NEW YORK (Reuters Health) - Parents of cyclical vomiters rest assured: Results of a study suggest that cyclical vomiting in children resolves in most cases, often soon after a formal diagnosis has been made, although other somatic symptoms -- that is, physical symptoms believed to be caused by psychological stress -- may persist.
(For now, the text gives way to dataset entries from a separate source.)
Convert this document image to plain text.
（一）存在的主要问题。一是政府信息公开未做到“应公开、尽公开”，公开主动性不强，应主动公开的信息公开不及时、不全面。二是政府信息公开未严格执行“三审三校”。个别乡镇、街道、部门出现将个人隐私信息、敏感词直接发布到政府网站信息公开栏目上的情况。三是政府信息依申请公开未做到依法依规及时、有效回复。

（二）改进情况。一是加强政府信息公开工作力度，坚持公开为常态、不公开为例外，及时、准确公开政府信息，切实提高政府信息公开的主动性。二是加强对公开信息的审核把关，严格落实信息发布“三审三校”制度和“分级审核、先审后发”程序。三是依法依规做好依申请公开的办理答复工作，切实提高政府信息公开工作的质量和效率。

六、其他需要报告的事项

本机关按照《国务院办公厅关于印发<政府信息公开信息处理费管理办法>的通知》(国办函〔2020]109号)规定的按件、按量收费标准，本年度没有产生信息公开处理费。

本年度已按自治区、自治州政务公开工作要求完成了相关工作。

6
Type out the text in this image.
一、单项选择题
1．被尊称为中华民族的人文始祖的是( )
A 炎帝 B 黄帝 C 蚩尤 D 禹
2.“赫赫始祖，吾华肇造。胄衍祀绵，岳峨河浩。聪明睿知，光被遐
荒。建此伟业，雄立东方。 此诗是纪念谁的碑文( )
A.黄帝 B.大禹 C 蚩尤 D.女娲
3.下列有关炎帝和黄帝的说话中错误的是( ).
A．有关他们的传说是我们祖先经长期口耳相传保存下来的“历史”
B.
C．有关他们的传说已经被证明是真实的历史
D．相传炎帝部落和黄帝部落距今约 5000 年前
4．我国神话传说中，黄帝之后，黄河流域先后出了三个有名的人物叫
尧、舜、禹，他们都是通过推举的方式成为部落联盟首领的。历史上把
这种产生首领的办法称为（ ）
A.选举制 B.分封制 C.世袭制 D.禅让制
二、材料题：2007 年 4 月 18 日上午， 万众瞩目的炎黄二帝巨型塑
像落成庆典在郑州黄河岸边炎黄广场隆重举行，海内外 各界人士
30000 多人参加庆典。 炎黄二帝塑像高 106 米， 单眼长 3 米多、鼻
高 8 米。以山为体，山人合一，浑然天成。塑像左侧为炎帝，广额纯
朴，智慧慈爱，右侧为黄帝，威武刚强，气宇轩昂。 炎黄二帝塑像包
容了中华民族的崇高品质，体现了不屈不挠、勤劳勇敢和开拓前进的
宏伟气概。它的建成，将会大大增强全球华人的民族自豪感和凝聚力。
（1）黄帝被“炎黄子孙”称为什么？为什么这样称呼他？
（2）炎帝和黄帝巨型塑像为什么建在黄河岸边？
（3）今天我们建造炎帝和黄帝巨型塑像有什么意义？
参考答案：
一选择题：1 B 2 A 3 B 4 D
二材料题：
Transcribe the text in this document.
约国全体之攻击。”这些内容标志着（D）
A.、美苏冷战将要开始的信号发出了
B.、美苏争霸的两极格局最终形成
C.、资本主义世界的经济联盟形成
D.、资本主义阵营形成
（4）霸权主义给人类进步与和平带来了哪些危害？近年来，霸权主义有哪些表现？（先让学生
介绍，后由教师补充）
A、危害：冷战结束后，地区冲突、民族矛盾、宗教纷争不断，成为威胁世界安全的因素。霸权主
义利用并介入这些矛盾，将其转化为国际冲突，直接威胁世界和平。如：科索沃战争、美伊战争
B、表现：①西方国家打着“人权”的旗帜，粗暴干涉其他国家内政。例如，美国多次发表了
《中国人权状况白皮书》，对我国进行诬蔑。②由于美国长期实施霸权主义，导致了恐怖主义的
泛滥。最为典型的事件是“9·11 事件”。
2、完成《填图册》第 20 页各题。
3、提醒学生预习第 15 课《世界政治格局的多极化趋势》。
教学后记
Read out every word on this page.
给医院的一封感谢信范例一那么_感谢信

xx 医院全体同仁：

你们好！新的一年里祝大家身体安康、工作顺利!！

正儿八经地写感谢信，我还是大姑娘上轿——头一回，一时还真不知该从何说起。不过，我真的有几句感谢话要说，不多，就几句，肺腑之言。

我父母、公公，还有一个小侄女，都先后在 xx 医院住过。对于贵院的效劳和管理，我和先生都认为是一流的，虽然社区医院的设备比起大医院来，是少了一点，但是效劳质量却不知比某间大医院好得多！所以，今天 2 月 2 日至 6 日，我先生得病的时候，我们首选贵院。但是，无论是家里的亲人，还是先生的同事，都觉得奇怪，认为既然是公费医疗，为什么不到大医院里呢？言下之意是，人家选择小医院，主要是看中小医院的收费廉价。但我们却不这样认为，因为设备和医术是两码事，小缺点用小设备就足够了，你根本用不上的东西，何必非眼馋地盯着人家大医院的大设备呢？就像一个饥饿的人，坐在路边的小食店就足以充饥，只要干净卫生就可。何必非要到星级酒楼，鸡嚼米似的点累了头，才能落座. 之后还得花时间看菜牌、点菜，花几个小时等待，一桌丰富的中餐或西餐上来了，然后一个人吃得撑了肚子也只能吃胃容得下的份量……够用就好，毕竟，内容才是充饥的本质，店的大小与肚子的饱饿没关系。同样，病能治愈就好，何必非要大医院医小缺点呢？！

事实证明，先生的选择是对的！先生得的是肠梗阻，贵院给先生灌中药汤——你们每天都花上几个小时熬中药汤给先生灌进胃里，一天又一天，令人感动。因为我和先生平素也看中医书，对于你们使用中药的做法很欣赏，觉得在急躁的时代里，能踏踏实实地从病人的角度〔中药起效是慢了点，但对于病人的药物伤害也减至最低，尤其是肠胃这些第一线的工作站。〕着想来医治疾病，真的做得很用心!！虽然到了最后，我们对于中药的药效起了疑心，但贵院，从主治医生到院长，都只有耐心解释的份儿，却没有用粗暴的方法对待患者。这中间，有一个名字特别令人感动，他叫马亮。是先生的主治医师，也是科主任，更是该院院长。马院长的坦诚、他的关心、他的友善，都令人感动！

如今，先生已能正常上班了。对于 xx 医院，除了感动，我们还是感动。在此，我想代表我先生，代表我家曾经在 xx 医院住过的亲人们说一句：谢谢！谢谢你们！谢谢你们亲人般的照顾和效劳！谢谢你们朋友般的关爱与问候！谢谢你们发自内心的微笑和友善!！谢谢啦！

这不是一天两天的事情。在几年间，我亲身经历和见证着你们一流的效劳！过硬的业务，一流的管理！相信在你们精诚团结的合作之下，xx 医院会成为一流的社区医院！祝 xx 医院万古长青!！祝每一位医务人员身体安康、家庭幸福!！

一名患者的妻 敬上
Cyclical vomiting syndrome describes periods of intense vomiting lasting hours to days with symptom-free intervals spanning weeks to months, the authors explain, but little is known about the outcome of cyclical vomiting in children.
Dr. Marion Rowland and colleagues from UCD School of Medicine and Medical Science, Dublin, Ireland investigated the current status of 41 children diagnosed with cyclical vomiting syndrome between 1993 and 2003.
At the time of diagnosis, 41 percent of children had monthly vomiting episodes, 37 percent had at least one episode every 3 months, and 22 percent had intervals between episodes exceeding 3 months.
More than 70 percent of the children could identify a trigger factor, more often a non-noxious exciting event (44 percent) than a noxious trigger (22 percent) for their episodes, Rowland and colleagues report. Specific foodstuffs triggered cyclical vomiting in only two children (5 percent).
By an average of about 4.5 years after diagnosis, 61 percent of children had been free of vomiting episodes for at least a year, while only 39 percent continued to vomit.
Among the children in whom cyclical vomiting had ceased, resolution had occurred within weeks of diagnosis in 16 (39 percent overall).
Resolution of cyclical vomiting did not correlate with duration or severity of the condition or with any other variable analyzed, the investigators say.
Even after resolution of cyclical vomiting, most children continued to experience a variety of somatic symptoms, including headache (40 percent) and stomachache (36 percent).
In the 39 percent of children with persistent cyclical vomiting syndrome, the caregiver felt that the symptoms were easier to deal with after a diagnosis had been made and information about the syndrome had been provided, the researchers note.